A tax for better conditions for keeping animals would be legally possible, says a study. This could be achieved through a higher value added tax.
BERLIN taz | A levy could make meat consumption more expensive in Germany in order to use the income to improve animal husbandry in the stables. This is the result of a study by the Federal Ministry of Agriculture. This could be the starting shot for the conversion of the animal husbandry. At least that is what the former Agriculture Minister Jochen Borchert (CDU) warns. The commission named after him has worked out ways to improve animal welfare. “We still have the chance to organize the conversion of livestock farming ourselves,” warns Borchert.
The Borchert Commission has brought up an animal welfare tax. Consumers in the supermarket should pay 40 cents more per kilogram of meat. For cheese it would be 15 cents, for butter 2 cents. The federal government is to use the proceeds to finance the farmers’ investments in better stables and a premium for better animal welfare. At the same time, the experts want to introduce a label that customers can use to identify the level of animal welfare.

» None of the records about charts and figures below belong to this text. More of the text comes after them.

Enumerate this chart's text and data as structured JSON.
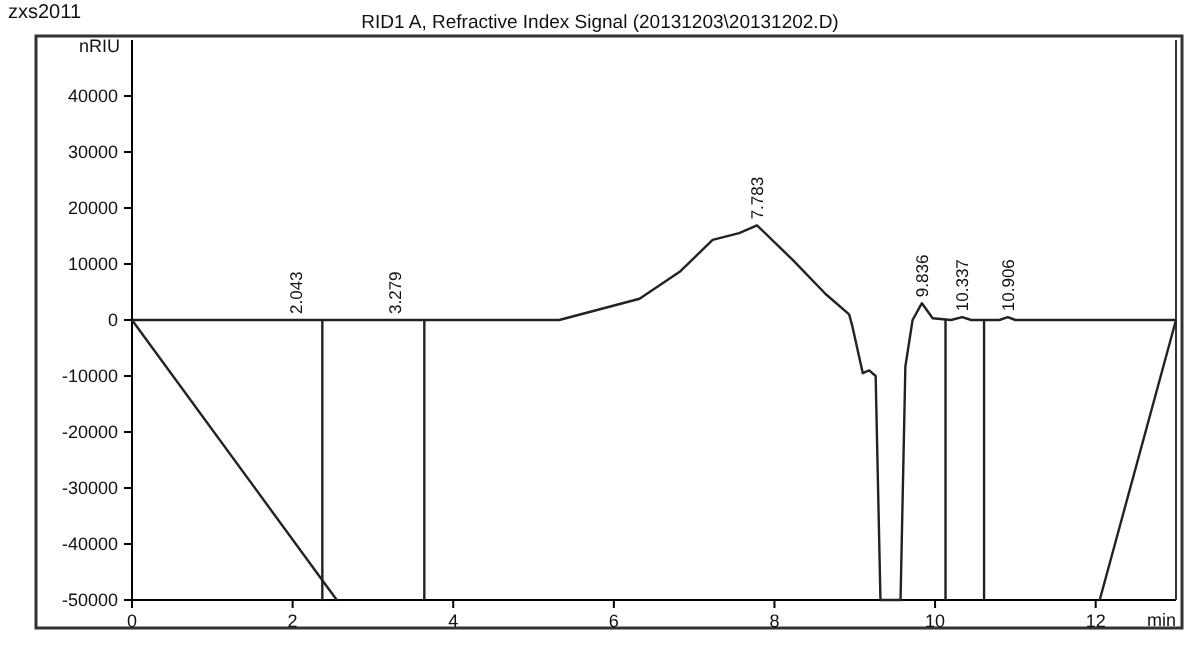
{
  "chart_data": {
    "type": "line",
    "title": "RID1 A, Refractive Index Signal (20131203\\20131202.D)",
    "xlabel": "min",
    "ylabel": "nRIU",
    "xlim": [
      0,
      13
    ],
    "xticks": [
      0,
      2,
      4,
      6,
      8,
      10,
      12
    ],
    "ylim": [
      -50000,
      50000
    ],
    "yticks": [
      -50000,
      -40000,
      -30000,
      -20000,
      -10000,
      0,
      10000,
      20000,
      30000,
      40000
    ],
    "grid": false,
    "line_style": "solid",
    "marker": "none",
    "series": [
      {
        "color": "#222222",
        "x": [
          0,
          5.32,
          6.32,
          6.82,
          7.23,
          7.56,
          7.783,
          8.23,
          8.64,
          8.93,
          8.97,
          9.1,
          9.18,
          9.26,
          9.32,
          9.57,
          9.63,
          9.72,
          9.836,
          9.97,
          10.2,
          10.337,
          10.45,
          10.8,
          10.906,
          11.0,
          13
        ],
        "values": [
          0,
          0,
          3800,
          8600,
          14300,
          15500,
          16900,
          10700,
          4600,
          1000,
          -1100,
          -9500,
          -9000,
          -10000,
          -50000,
          -50000,
          -8300,
          0,
          3000,
          300,
          0,
          500,
          0,
          0,
          500,
          0,
          0
        ]
      },
      {
        "color": "#222222",
        "x": [
          0,
          2.55
        ],
        "values": [
          0,
          -50000
        ]
      },
      {
        "color": "#222222",
        "x": [
          2.37,
          2.37
        ],
        "values": [
          0,
          -50000
        ]
      },
      {
        "color": "#222222",
        "x": [
          3.64,
          3.64
        ],
        "values": [
          0,
          -50000
        ]
      },
      {
        "color": "#222222",
        "x": [
          10.13,
          10.13
        ],
        "values": [
          0,
          -50000
        ]
      },
      {
        "color": "#222222",
        "x": [
          10.61,
          10.61
        ],
        "values": [
          0,
          -50000
        ]
      },
      {
        "color": "#222222",
        "x": [
          12.05,
          13
        ],
        "values": [
          -50000,
          0
        ]
      }
    ],
    "annotations": [
      "zxs2011",
      {
        "text": "2.043",
        "x": 2.043,
        "y": 0
      },
      {
        "text": "3.279",
        "x": 3.279,
        "y": 0
      },
      {
        "text": "7.783",
        "x": 7.783,
        "y": 16900
      },
      {
        "text": "9.836",
        "x": 9.836,
        "y": 3000
      },
      {
        "text": "10.337",
        "x": 10.337,
        "y": 500
      },
      {
        "text": "10.906",
        "x": 10.906,
        "y": 500
      }
    ]
  }
}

If farmers improve the conditions for keeping poultry, pigs or cattle, it costs them a lot of money. Their products would have to become more expensive. Local producers would hardly stand a chance against cheap offers from home and abroad. “We cannot avoid political instruments,” says Martin Scheele, who co-authored the study.
A legally compliant solution is not that easy. Because the European internal market sets limits for national solo efforts. A pure increase in the price of meat to encourage local farmers to shop is probably off the table. It is not permissible to charge offers from abroad with a fee that will then only benefit German farmers.
Klöckner for cross-party consensus
Instead, the study shows three ways to finance better housing conditions. The easiest thing to do is to introduce a supplementary tax on income tax, i.e. an allowance for chicken, pork and beef. Legally, this would be problem-free. However, the authors do not see any steering effect for consumer behavior. Nothing would change at the checkout in the supermarket.
Consumer behavior would be influenced by an increase in the VAT rate for animal products from the current 7 to 19 percent or all food to 10 percent. A purely animal welfare tax per kilogram would also have a control effect. However, both variants would have to be brought into line with EU law. The lawyers consider this possible if the earmarking of the income no longer applies.
“For me, it’s not about whether, we talk about how,” says Agriculture Minister Julia Klöckner. She wants to reach a bipartisan consensus for the restructuring of the system. Time is also very short for a law in this electoral term. The Bundestag practically ends its work at the end of June.